Welcome, welcome, and congratulations to you, the newest citizens of AMAZonia: by Bezos, the hot new nation-state disrupting the international diplomacy market. For the rest of this keynote, simply follow along at the center of your screen. Looking away from the center will penalize you five Bezo-bucks. Also, we don’t like to call them “penalties” in AMAZonia, we like to think of it as “FUNding AMAZonia”! Looking away from the center of the screen will fun your account five times.
With all that boring stuff out of the way, again, welcome to AMAZonia, a place where technology and tax avoidance have liberated the individual, allowing you to finally be yourself. But how did we get here? Our AMAZing story began in 2023, when our founder and dynamo of Rand-ian individualism Jeffrey Preston Bezos First of His Name used his massive, throbbing intellect and a humble amount of cash to buy deforested lands in South America for 50 billion dollars. Those lands had once been a great rainforest called The AMAZon before Brazil cut them down! What a coincidence! A fated purchase indeed!
You see, our founder had a vision. He once lived in the old world: decrepit, defunct. The bridges of older, greater empires crumbled around him under the sloth of the day. There was darkness and confusion and taxes. And Bezos contemplated amid his untaxed wealth. He thought: “I could take this money, and allocate it towards making an infrastructure. I could offer other people the chance to subscribe to this infrastructure for a price. I’d give them a total yearly cost for the funds and labor required to maintain and grow the infrastructure of my business-nation. This is something completely new! I’ll call that price the “Total Allocation Exchange”, or T.A.X., and I will begin a new chapter, nay a new book in the histories of men!”
God-King Bezos then used his tireless fleets of robot drones and ingeniously energy-efficient flesh-drones to build this world of the future that you now inhabit. You are part of a grand tradition! Also, please do not feed the flesh-drones, it’s not good for them! They are far happier eating the AMAZ-MAIZE that God-King Bezos has apportioned for them. If you fed them your bread and meat and vegetables it would only make them colicky!

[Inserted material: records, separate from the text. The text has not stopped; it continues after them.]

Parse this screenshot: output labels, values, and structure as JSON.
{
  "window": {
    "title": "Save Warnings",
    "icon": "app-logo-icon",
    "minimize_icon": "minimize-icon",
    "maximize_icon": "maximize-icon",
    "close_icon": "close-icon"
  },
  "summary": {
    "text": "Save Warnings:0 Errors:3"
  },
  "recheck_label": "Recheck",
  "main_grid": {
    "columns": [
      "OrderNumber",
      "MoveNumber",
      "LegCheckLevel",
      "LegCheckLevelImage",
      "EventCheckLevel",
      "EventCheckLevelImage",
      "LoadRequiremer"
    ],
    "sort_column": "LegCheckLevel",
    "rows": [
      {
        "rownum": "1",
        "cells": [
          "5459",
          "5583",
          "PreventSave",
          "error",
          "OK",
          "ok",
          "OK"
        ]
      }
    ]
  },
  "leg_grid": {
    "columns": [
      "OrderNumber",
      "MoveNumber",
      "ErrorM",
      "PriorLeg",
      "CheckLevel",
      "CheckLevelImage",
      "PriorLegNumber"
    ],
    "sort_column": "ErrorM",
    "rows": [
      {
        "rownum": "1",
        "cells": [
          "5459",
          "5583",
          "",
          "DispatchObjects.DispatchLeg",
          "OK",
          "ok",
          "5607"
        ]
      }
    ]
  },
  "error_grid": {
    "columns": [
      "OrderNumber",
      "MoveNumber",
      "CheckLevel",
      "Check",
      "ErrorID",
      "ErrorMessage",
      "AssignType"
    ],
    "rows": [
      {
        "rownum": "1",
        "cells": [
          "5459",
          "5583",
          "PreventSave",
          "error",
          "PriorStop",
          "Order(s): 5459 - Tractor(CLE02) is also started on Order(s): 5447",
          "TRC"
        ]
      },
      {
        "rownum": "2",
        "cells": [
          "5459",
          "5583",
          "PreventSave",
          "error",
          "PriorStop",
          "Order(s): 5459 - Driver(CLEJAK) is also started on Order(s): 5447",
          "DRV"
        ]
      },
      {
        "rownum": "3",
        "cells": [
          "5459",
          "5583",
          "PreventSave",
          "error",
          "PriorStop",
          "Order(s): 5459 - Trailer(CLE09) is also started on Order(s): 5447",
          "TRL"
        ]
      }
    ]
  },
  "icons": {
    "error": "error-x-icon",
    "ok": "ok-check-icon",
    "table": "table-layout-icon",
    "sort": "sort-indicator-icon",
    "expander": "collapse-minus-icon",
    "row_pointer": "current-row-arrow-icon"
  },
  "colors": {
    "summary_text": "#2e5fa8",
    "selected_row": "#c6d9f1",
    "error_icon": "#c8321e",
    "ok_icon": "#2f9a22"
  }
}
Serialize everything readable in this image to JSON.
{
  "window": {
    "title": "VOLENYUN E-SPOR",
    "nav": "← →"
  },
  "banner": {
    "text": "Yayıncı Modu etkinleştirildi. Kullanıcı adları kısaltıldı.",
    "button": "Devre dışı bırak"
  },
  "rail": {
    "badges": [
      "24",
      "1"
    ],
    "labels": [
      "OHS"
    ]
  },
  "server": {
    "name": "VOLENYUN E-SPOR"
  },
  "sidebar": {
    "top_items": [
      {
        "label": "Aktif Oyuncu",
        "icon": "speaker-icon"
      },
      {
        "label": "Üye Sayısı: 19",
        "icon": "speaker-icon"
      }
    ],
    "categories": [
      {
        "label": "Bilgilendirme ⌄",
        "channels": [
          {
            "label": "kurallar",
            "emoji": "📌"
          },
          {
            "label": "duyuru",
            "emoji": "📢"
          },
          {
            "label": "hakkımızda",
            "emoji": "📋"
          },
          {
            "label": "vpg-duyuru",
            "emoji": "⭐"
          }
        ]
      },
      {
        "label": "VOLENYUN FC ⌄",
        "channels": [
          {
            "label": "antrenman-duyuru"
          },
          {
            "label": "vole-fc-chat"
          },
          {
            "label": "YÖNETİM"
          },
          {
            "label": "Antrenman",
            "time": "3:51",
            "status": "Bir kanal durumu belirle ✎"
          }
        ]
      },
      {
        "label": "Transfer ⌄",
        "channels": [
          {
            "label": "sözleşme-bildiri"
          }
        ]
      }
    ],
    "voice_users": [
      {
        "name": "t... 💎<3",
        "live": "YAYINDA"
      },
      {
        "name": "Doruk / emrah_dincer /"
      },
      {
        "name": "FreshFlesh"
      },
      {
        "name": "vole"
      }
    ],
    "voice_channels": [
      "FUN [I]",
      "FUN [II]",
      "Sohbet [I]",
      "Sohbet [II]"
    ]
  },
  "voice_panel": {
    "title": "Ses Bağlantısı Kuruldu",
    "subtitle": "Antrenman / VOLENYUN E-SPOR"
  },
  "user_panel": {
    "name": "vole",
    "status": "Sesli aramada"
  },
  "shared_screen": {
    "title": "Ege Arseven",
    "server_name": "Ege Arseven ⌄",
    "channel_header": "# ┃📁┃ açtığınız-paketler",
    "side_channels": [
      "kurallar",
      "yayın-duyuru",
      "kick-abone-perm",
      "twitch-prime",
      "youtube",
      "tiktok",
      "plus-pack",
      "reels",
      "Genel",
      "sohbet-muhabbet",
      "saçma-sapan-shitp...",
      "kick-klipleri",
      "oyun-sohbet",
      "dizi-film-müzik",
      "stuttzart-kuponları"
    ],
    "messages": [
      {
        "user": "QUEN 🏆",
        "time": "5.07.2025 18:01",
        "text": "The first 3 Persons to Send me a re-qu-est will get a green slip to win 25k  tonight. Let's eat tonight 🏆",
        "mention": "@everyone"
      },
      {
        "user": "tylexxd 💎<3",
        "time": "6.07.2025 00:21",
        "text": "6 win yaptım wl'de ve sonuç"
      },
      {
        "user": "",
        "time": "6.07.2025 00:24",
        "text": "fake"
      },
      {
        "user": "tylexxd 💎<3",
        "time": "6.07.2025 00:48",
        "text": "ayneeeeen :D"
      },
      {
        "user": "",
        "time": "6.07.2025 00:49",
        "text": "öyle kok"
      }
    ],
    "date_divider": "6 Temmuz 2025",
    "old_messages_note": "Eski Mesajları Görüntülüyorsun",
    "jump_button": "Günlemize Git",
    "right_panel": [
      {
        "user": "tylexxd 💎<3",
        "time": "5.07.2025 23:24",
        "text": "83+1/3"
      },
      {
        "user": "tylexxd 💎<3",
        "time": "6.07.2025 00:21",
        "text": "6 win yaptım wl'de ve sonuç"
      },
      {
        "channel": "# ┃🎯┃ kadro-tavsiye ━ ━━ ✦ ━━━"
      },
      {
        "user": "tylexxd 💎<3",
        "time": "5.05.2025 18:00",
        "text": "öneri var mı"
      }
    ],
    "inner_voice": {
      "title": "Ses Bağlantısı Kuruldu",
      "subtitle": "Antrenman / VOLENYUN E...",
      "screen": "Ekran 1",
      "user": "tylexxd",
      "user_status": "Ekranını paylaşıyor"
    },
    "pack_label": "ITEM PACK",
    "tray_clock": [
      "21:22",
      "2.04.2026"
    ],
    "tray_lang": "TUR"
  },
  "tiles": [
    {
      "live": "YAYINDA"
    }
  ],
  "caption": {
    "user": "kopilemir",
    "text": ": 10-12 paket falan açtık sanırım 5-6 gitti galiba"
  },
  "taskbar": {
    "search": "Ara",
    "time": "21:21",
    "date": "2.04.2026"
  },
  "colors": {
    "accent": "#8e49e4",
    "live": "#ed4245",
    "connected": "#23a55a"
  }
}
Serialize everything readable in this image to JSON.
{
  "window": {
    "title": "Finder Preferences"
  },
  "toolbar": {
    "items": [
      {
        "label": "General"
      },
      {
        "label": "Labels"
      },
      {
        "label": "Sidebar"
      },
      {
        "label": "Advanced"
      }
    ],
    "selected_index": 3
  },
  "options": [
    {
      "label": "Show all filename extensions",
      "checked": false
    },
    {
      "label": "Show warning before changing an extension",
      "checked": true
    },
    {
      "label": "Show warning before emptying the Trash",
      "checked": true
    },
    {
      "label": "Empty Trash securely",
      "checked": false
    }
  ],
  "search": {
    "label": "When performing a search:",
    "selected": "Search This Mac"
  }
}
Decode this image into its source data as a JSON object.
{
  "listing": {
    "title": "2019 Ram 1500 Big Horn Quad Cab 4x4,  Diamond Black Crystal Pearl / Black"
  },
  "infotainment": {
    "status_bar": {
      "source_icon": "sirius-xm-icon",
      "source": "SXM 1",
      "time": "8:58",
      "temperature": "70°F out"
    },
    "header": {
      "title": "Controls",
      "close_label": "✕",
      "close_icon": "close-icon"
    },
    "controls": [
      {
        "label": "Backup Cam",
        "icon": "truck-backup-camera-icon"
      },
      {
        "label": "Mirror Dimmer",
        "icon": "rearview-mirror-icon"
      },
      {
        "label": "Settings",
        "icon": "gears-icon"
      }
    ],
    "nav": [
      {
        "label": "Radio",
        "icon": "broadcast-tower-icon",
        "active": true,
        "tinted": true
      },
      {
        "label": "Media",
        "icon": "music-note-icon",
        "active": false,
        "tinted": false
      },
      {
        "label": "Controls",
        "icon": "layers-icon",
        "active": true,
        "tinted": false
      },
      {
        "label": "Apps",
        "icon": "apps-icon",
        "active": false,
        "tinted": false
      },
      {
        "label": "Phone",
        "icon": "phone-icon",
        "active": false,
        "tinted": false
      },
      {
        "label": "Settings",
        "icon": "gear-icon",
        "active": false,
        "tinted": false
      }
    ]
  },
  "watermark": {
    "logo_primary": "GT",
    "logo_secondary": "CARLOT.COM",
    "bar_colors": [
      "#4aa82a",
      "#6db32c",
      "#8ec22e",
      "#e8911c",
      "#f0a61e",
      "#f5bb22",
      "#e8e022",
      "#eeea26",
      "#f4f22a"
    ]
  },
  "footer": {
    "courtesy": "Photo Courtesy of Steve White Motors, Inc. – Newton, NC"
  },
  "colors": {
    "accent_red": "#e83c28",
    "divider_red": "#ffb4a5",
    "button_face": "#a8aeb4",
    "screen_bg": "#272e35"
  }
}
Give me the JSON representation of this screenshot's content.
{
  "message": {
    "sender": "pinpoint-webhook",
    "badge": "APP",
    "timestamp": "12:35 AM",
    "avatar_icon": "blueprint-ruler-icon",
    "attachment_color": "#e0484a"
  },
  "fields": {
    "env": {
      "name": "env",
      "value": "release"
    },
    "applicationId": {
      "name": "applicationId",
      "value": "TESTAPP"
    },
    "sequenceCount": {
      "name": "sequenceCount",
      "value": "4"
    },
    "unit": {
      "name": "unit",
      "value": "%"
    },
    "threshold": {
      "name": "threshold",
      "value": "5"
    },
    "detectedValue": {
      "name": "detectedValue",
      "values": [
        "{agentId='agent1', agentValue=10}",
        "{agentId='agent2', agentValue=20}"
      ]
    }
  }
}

You may notice that all of the flesh-drones are wearing name tags that say “Alexa”. That is their legal title here in AMAZonia: by Bezos, and you can address them as such. For example, if you want to know where you can get great sushi or a craft beer nearby, you can just say “Alexa, I am bored with the weariness of the day. Be merciful and distract me,” and the closest Alexas will speed you to a video game or a delectable treat-sie for your palate! Technology sure is AMAZing!
You may ask, “Where did the Alexas come from?” What a great question. Years ago, God-King Bezos, who thinks of himself more as a problem solver than a brutal autocrat, a real can-do kinda guy, well years ago he had a digital-drone called “Alexa”. He used his “disruptive tech” to “disrupt the bodily autonomy” of these people who used to be poor people, but now they are AMAZonian flesh-drone Alexas! By using this “disruptive strategy” he was able to “disrupt labor law,” uncovering vast new kinds of labor, such as “working for 36 hours at a time” and “no bathroom breaks” and “working around your colleague’s dead body”. He really removed a lot of inefficiency from the old ways, but that’s our founder for you, a real forward-looking guy!
And before you ask, no, the Alexas are not dangerous. If any of them were to malfunction, the God-King would make a “disruptive adjustment” to their AMAZ-MAIZE rations, correcting the problem swiftly. If they malfunctioned too many times, another Alexa would “disrupt” their brains with a bat. It’s all based on the idea that disruptive tech is the way of the future! It’s allowed us to “disrupt” the laws of men and gods alike here in AMAZonia (by Bezos).
But let’s not focus for too long on the boring things, the nuts and bolts of AMAZonia; by Bezos! Let’s talk about what makes AMAZonia: by Bezos, AMAZing! Here, you can finally be free! No longer will you live in fear of being “canceled” on social media for talking about your phrenology research, or have your business “canceled” by regulators who are mad that you “poisoned the well” by literally poisoning all well water within 200 miles of your worksite. No longer will a cruel and draconian government “cancel” your hoarded wealth by taxing you in order to maintain roads and water, some of which you won’t ever drive on or drink! You’ll only ever have to pay your T.A.X. subscription yearly. Yes, this is a free land. Alexas, a round of praise for Bezos! (All flesh-drones present cheer three times for God-King Bezos in a single great voice that seems to come from everywhere and nowhere).